6. Design principles, limitations, and open directions
The reported design recommendations for FeedbackWriter emphasize rubric engineering, cognitive alignment, human-in-the-loop controls, and iterative refinement (Lu et al., 18 Feb 2026). Rubric engineering refers to investing in precise, operational rubrics, including acceptable alternatives and depth requirements, so that AI judgments are accurate and teaching assistants can audit disagreements easily. Cognitive alignment refers to decomposing feedback by rubric item and surfacing evidence, judgments, and suggestions in a single pane in order to minimize context-switching and cognitive load. Human-in-the-loop controls require that raw AI text not be piped directly to students, and that teaching assistants explicitly review, adopt, and edit each suggestion. Iterative refinement uses teaching-assistant disagreements and edits to identify under-specified rubrics and improve prompts or future fine-tuning (Lu et al., 18 Feb 2026).
The study also states several limitations. It relied on an LLM-based rubric scorer, although that scorer achieved 84.6% accuracy versus a human expert.
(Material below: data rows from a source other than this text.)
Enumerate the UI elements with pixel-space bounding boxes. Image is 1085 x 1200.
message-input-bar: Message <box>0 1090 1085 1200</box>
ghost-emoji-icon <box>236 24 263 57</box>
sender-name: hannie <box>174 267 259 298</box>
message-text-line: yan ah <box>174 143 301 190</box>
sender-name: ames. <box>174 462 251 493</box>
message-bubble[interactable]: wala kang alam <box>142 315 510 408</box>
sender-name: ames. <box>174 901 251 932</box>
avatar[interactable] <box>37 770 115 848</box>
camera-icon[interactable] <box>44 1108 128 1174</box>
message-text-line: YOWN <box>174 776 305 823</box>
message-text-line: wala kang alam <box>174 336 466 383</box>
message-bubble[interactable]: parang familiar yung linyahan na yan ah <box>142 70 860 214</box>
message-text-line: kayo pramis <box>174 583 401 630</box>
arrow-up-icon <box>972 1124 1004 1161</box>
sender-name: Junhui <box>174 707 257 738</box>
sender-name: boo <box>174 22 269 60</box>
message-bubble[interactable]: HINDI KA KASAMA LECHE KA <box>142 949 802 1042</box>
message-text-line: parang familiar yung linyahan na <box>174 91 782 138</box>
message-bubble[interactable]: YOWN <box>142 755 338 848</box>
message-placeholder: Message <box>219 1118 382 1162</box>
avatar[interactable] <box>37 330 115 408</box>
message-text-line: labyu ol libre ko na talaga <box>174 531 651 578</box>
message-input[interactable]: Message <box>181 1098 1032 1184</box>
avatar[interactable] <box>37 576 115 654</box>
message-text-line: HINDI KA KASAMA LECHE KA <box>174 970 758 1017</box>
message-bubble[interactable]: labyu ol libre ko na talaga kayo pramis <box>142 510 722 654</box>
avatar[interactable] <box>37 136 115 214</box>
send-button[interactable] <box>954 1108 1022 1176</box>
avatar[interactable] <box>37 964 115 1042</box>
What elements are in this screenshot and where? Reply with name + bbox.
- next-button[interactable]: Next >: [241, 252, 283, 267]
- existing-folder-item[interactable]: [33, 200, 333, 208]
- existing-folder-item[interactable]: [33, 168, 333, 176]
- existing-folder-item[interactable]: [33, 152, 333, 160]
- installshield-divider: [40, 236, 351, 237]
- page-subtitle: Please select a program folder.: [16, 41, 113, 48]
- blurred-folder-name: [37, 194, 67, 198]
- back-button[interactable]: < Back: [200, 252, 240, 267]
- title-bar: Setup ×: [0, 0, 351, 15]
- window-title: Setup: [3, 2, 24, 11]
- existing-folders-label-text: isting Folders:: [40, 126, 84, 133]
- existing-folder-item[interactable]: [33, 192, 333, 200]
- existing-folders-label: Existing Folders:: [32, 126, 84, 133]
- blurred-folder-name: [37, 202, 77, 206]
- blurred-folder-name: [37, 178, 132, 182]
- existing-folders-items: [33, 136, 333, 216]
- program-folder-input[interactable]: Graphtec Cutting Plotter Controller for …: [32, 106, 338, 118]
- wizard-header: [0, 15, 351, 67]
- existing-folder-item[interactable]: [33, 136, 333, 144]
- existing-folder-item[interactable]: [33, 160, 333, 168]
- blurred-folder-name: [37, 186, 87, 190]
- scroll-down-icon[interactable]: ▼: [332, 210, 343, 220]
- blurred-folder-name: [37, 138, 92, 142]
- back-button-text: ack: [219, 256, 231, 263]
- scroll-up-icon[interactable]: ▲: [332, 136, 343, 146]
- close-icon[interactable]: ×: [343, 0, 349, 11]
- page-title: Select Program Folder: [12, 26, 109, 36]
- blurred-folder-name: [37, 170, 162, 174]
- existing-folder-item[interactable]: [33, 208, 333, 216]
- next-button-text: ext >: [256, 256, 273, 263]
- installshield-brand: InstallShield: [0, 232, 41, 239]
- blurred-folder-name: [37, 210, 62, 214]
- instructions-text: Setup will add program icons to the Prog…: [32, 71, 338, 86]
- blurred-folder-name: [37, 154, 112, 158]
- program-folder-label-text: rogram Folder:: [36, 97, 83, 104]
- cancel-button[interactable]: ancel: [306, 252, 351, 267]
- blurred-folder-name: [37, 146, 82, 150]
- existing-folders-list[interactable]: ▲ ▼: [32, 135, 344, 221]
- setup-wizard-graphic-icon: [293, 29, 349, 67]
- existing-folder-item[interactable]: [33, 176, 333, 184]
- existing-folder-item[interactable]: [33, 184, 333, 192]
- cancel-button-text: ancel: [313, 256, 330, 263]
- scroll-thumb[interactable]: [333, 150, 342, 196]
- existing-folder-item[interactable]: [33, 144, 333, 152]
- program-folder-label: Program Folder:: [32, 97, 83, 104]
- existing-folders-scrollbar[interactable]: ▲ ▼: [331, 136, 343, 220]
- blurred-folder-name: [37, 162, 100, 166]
It did not include an AI-only feedback arm. It also reported limited dosage for post-test learning gains (Lu et al., 18 Feb 2026). These limitations matter because they constrain the scope of the causal claims: the trial supports AI-mediated oversight-rich feedback, not autonomous feedback delivery, and it supports revision-quality gains more directly than durable learning gains.
The stated future directions are AI-only versus AI-mediated comparison, rubric-prompt auto-tuning by mining teaching-assistant edits and flips, and longitudinal deployments across multiple courses to assess sustained learning benefits and workload trade-offs (Lu et al., 18 Feb 2026). In the context of related work, a plausible implication is that future FeedbackWriter systems may increasingly combine the rubric-grounded mediation of the economics-course deployment with the reward modeling, dynamic criteria generation, and iterative revision mechanisms explored in adjacent writing-assistance research (Chakrabarty et al., 10 Apr 2025, Zhao et al., 16 Mar 2026).